Teachers must go by the book

03 April 2013 - 02:44 By KATHARINE CHILD

When schools in Limpopo did not have textbooks last year there was national outrage. But textbooks are not always used well in the classroom.

According to the Department of Education, teachers do not always use the materials provided.

"The effective use of materials in the classroom is below what is possible and desirable, even when materials were present," its annual performance plan report says.

As a result, the department has committed itself to training and supporting teachers in the use of work books.

Professor Elizabeth Henning, director of the University of Johannesburg's centre for education practice research, said the new curriculum had fantastic textbooks and work books.

"On paper, it is world-class."

But "people forget what it is like to teach. [Teaching] is [often] crowd management. There are classes of 30 or 40 or more students and some teachers have never learnt how to use a textbook in class," she said.

"Teachers have had to deal with three new curriculums in 10 years. It is too much."
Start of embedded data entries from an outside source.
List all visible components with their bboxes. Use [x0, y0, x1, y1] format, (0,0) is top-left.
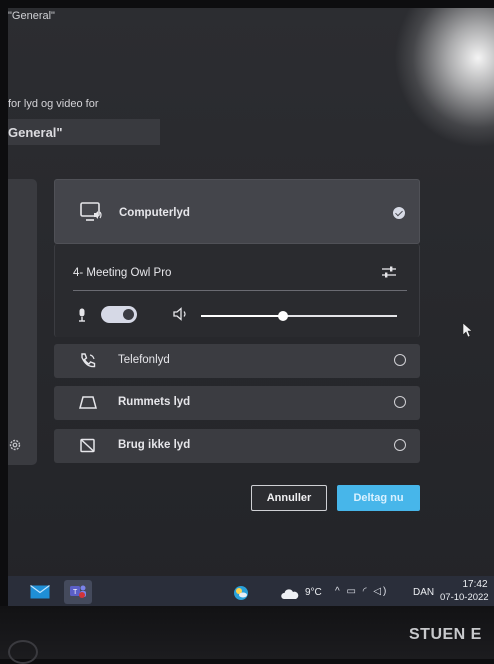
option-phone-audio-label: Telefonlyd — [118, 354, 170, 366]
device-panel: 4- Meeting Owl Pro — [54, 244, 420, 337]
cloud-icon — [280, 587, 300, 599]
hp-logo-icon — [8, 640, 38, 664]
microphone-icon — [77, 308, 87, 322]
device-divider — [73, 290, 407, 291]
toggle-knob — [123, 309, 134, 320]
teams-taskbar-button[interactable]: T — [64, 580, 92, 604]
device-name: 4- Meeting Owl Pro — [73, 267, 172, 279]
join-now-button[interactable]: Deltag nu — [337, 485, 420, 511]
channel-name-text: General" — [8, 124, 63, 140]
channel-name: General" — [8, 119, 160, 145]
clock-time[interactable]: 17:42 — [456, 579, 494, 590]
teams-icon: T — [69, 583, 87, 599]
mail-icon[interactable] — [30, 585, 50, 599]
microphone-toggle[interactable] — [101, 306, 137, 323]
clock-date[interactable]: 07-10-2022 — [440, 592, 489, 603]
video-preview-panel — [8, 179, 37, 465]
dialog-subtitle: for lyd og video for — [8, 98, 99, 110]
phone-audio-radio[interactable] — [394, 354, 406, 366]
option-room-audio-label: Rummets lyd — [118, 396, 191, 408]
taskbar: T 9°C ^ ▭ ◜ ◁) DAN 17:42 07-10-2022 — [8, 576, 494, 606]
option-computer-audio[interactable]: Computerlyd — [54, 179, 420, 244]
volume-slider-thumb[interactable] — [278, 311, 289, 321]
option-room-audio[interactable]: Rummets lyd — [54, 386, 420, 420]
svg-text:T: T — [73, 589, 78, 596]
phone-audio-icon — [79, 353, 97, 369]
option-no-audio[interactable]: Brug ikke lyd — [54, 429, 420, 463]
language-indicator[interactable]: DAN — [413, 587, 434, 598]
volume-slider-fill — [201, 315, 284, 317]
option-phone-audio[interactable]: Telefonlyd — [54, 344, 420, 378]
computer-audio-icon — [80, 202, 104, 224]
widget-icon[interactable] — [233, 585, 249, 601]
screen-glare — [394, 8, 494, 148]
sliders-settings-icon[interactable] — [381, 264, 397, 280]
room-audio-icon — [79, 395, 97, 411]
no-audio-radio[interactable] — [394, 439, 406, 451]
window-title: "General" — [8, 10, 55, 22]
computer-audio-radio[interactable] — [393, 207, 405, 219]
temperature-text: 9°C — [305, 587, 322, 598]
system-tray-icons[interactable]: ^ ▭ ◜ ◁) — [335, 586, 388, 597]
volume-slider[interactable] — [201, 311, 397, 321]
speaker-icon — [173, 307, 189, 321]
option-no-audio-label: Brug ikke lyd — [118, 439, 191, 451]
no-audio-icon — [79, 438, 97, 454]
cancel-button[interactable]: Annuller — [251, 485, 327, 511]
gear-icon[interactable] — [8, 438, 22, 452]
screen: "General" for lyd og video for General" … — [8, 8, 494, 606]
option-computer-audio-label: Computerlyd — [119, 207, 190, 219]
monitor-label: STUEN E — [409, 626, 482, 643]
mouse-cursor-icon — [462, 322, 473, 338]
room-audio-radio[interactable] — [394, 396, 406, 408]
UJ dean of education professor Sarah Gravett said the recently scrapped outcomes-based education curriculum had not considered textbooks useful.

"For a long time textbooks did not form part of the teaching and learning at schools."

She agreed with Henning that some teachers needed training in the effective use of teaching materials.

The new curriculum, called CAPS, places great emphasis on textbooks, along with work books with practical exercises, for every child.

The department has distributed 60million workbooks in the past two years, according to the report.

But even with books and support, many teachers do not complete the curriculum. The report says independent research showed "inadequate coverage and major variation between schools".

The 2011 research checked whether Grade 6 pupils at 2000 schools across the country had finished the mandatory four language exercises a week:

  • In the Eastern Cape, only 2% of the 142071 pupils monitored had done the four exercises;
  • In Gauteng, 6% of 132928 pupils had completed their weekly work; and
  • The Western Cape had the highest completion rate - 18% of the 70710 pupils surveyed.

Gravett said the CAPS curriculum had clear timeframes to help teachers plan work.

"It can help them develop a rhythm and ensure schools realise they need to plan. But it does have a disadvantage. Teachers might move on to new work when pupils need more time to grasp what they have already covered."

There was also the problem of teachers being at school but not instructing pupils.

The Department of Education was unavailable for comment.